We began with the Welsh translation of Nearer My God to Thee. Not a terrible choice, although certainly not my first. We generally followed the Kyrie for a few lines including kneeling for confession.
Then we had the baptism. It was a mixture of very informal and very formal – the child was around 6 years old and the priest joked around with her and with the congregation (not pedantically though) while going through the oil (Chrism) anointing ritual, the actual baptism, and the lighting of a candle which was given to the father and then to the godparents. He explained what baptism meant – a binding of the child to the Body of Christ and all the blessings that includes – except for partaking in the Body and Blood, apparently (of all the things that I could get mad about other churches, I take personal offense when baptized children are barred from the table; if you disagree with me on supralapsarianism, I’ll gladly discuss it over coffee; but when you declare unfit what Christ has washed and bound to himself, you are committing a great evil).
Then half the congregation went home. The baptized child’s family didn’t stay either – why would they? Despite having been cleansed of her sinful nature and bound to a new Federal Head in Christ, this new child of the Kingdom was not permitted to share in the life of Christ.
There was no sermon.
The sacrament of Holy Eucharist followed this. There was much waving of hands and blessing of the elements. We had to walk in stoic and uncomfortable silence to the kneelers at the front of the church where the priest handed us a tasteless wafer (Gorff y Chris) and we drank from a goblet (Goedd y Chris). It was very solemn – a wedding feast fit only for a funeral.
While we all plodged back to our seats, the priest had to eat and drink every last speck of the Body and Blood – being Angliroman, no morsel of our Lord’s Body could go wasted.
So that was an interesting experience. I learned a great deal about Anglican worship.
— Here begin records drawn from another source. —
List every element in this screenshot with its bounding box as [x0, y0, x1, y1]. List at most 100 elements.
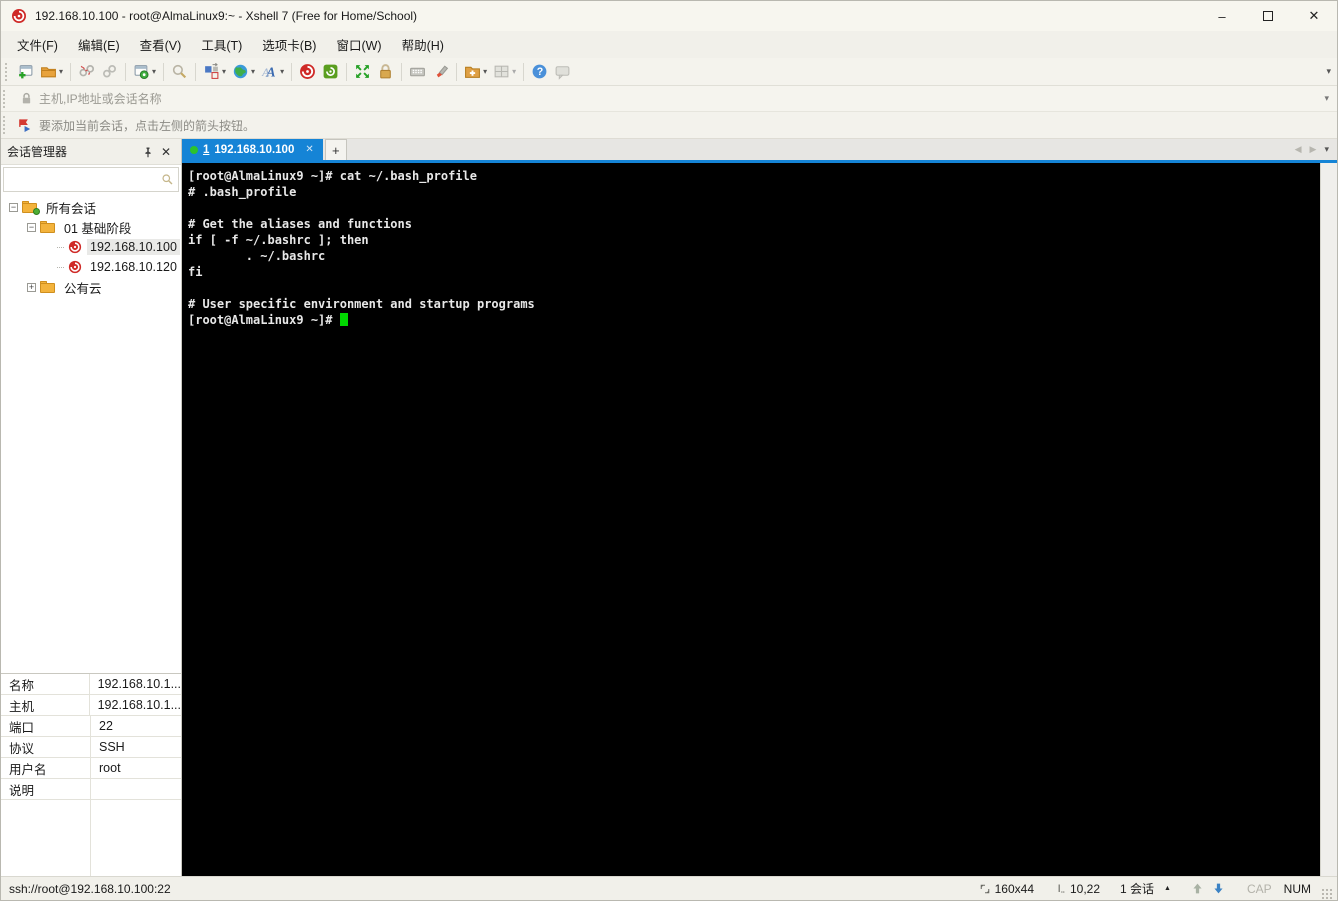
new-session-button[interactable]	[14, 60, 37, 83]
session-count-dropdown-icon[interactable]: ▲	[1164, 885, 1171, 892]
help-icon: ?	[532, 64, 547, 79]
open-dropdown-arrow[interactable]: ▾	[59, 67, 63, 76]
cursor-position-icon	[1058, 884, 1065, 893]
tool-bar: ▾ ▾ ▾ ▾ A A ▾ ▾ ▾ ? ▾	[1, 58, 1337, 86]
terminal-scrollbar[interactable]	[1320, 163, 1337, 876]
scroll-down-button[interactable]	[1212, 882, 1225, 895]
terminal-line: [root@AlmaLinux9 ~]# cat ~/.bash_profile	[188, 169, 477, 183]
tab-scroll-left-icon[interactable]: ◀	[1295, 144, 1302, 155]
tab-session-active[interactable]: 1 192.168.10.100 ✕	[182, 139, 323, 160]
collapse-icon[interactable]: −	[27, 222, 36, 232]
web-dropdown-arrow[interactable]: ▾	[251, 67, 255, 76]
arrange-transfer-icon	[205, 63, 219, 79]
menu-edit[interactable]: 编辑(E)	[68, 31, 130, 58]
scroll-up-button[interactable]	[1191, 882, 1204, 895]
web-browser-button[interactable]: ▾	[229, 60, 258, 83]
font-dropdown-arrow[interactable]: ▾	[280, 67, 284, 76]
tree-item-all-sessions[interactable]: − 所有会话	[1, 197, 181, 217]
new-folder-dropdown-arrow[interactable]: ▾	[483, 67, 487, 76]
layout-grid-button[interactable]: ▾	[490, 60, 519, 83]
new-session-folder-button[interactable]: ▾	[461, 60, 490, 83]
session-count-button[interactable]: 1 会话 ▲	[1120, 880, 1171, 897]
pin-panel-button[interactable]	[139, 143, 157, 161]
help-button[interactable]: ?	[528, 60, 551, 83]
open-session-button[interactable]: ▾	[37, 60, 66, 83]
terminal-size-indicator: 160x44	[979, 882, 1034, 896]
address-dropdown-arrow[interactable]: ▾	[1324, 93, 1329, 104]
lock-screen-button[interactable]	[374, 60, 397, 83]
add-session-flag-icon[interactable]	[18, 118, 33, 133]
arrange-transfer-button[interactable]: ▾	[200, 60, 229, 83]
xshell-icon	[300, 64, 316, 79]
maximize-button[interactable]	[1245, 1, 1291, 31]
menu-file[interactable]: 文件(F)	[7, 31, 68, 58]
terminal-line: fi	[188, 265, 203, 279]
expand-icon[interactable]: +	[27, 282, 36, 292]
connected-dot-icon	[190, 145, 198, 154]
address-bar[interactable]: 主机,IP地址或会话名称 ▾	[1, 86, 1337, 112]
menu-tools[interactable]: 工具(T)	[191, 31, 252, 58]
info-message: 要添加当前会话，点击左侧的箭头按钮。	[39, 118, 256, 133]
font-icon: AA	[261, 64, 275, 79]
resize-grip[interactable]	[1321, 888, 1333, 900]
terminal-screen[interactable]: [root@AlmaLinux9 ~]# cat ~/.bash_profile…	[182, 163, 1320, 876]
open-folder-icon	[41, 67, 56, 78]
xshell-logo-icon	[11, 8, 27, 24]
tree-item-folder-cloud[interactable]: + 公有云	[1, 277, 181, 297]
tree-item-session-120[interactable]: 192.168.10.120	[1, 257, 181, 277]
session-search-input[interactable]	[3, 167, 179, 192]
close-panel-button[interactable]: ✕	[157, 143, 175, 161]
disconnect-icon	[79, 65, 95, 77]
connection-url: ssh://root@192.168.10.100:22	[9, 881, 171, 896]
menu-view[interactable]: 查看(V)	[130, 31, 192, 58]
disconnect-button[interactable]	[75, 60, 98, 83]
cursor-position-indicator: 10,22	[1054, 882, 1100, 896]
properties-dropdown-arrow[interactable]: ▾	[152, 67, 156, 76]
fullscreen-button[interactable]	[351, 60, 374, 83]
prop-row-username: 用户名 root	[1, 758, 181, 779]
menu-bar: 文件(F) 编辑(E) 查看(V) 工具(T) 选项卡(B) 窗口(W) 帮助(…	[1, 31, 1337, 58]
terminal-size-icon	[980, 884, 989, 893]
maximize-icon	[1263, 11, 1273, 21]
tree-item-session-100[interactable]: 192.168.10.100	[1, 237, 181, 257]
font-button[interactable]: A A ▾	[258, 60, 287, 83]
toolbar-grip[interactable]	[5, 62, 11, 81]
terminal-line: # User specific environment and startup …	[188, 297, 535, 311]
toolbar-overflow-arrow[interactable]: ▾	[1326, 66, 1331, 77]
svg-text:A: A	[261, 66, 270, 79]
xshell-button[interactable]	[296, 60, 319, 83]
session-properties-icon	[134, 65, 149, 80]
tree-item-folder-basic[interactable]: − 01 基础阶段	[1, 217, 181, 237]
minimize-button[interactable]: –	[1199, 1, 1245, 31]
terminal-line: . ~/.bashrc	[188, 249, 326, 263]
svg-text:?: ?	[537, 66, 543, 78]
menu-tabs[interactable]: 选项卡(B)	[252, 31, 326, 58]
collapse-icon[interactable]: −	[9, 202, 18, 212]
terminal-prompt-line: [root@AlmaLinux9 ~]#	[188, 312, 1320, 328]
scroll-down-icon	[1214, 883, 1223, 894]
virtual-keyboard-button[interactable]	[406, 60, 429, 83]
tab-scroll-right-icon[interactable]: ▶	[1310, 144, 1317, 155]
keyboard-icon	[410, 67, 426, 77]
tab-list-dropdown-arrow[interactable]: ▾	[1324, 144, 1329, 155]
arrange-dropdown-arrow[interactable]: ▾	[222, 67, 226, 76]
feedback-button[interactable]	[551, 60, 574, 83]
reconnect-button[interactable]	[98, 60, 121, 83]
xftp-button[interactable]	[319, 60, 342, 83]
addressbar-grip[interactable]	[3, 89, 9, 108]
session-properties-button[interactable]: ▾	[130, 60, 159, 83]
layout-dropdown-arrow[interactable]: ▾	[512, 67, 516, 76]
new-tab-button[interactable]: +	[324, 139, 347, 160]
pin-icon	[145, 147, 151, 157]
menu-help[interactable]: 帮助(H)	[392, 31, 454, 58]
caps-lock-indicator: CAP	[1246, 881, 1272, 896]
close-button[interactable]: ✕	[1291, 1, 1337, 31]
address-input[interactable]: 主机,IP地址或会话名称	[39, 90, 1324, 107]
title-bar: 192.168.10.100 - root@AlmaLinux9:~ - Xsh…	[1, 1, 1337, 31]
tab-close-icon[interactable]: ✕	[305, 144, 313, 155]
find-button[interactable]	[168, 60, 191, 83]
menu-window[interactable]: 窗口(W)	[326, 31, 391, 58]
infobar-grip[interactable]	[3, 116, 9, 134]
highlight-pen-button[interactable]	[429, 60, 452, 83]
I also gained insight into why this country is spiritually dying. I am convinced that there is a link between a church’s theology of children and its cultural relevance. While I will pray for this church (the priest was very friendly) and this country, I think we should be warned – America is not far off from this. Our churches are dying – literally. All the young people are leaving because the church doesn’t care about them. Food for thought (I might flesh this out later).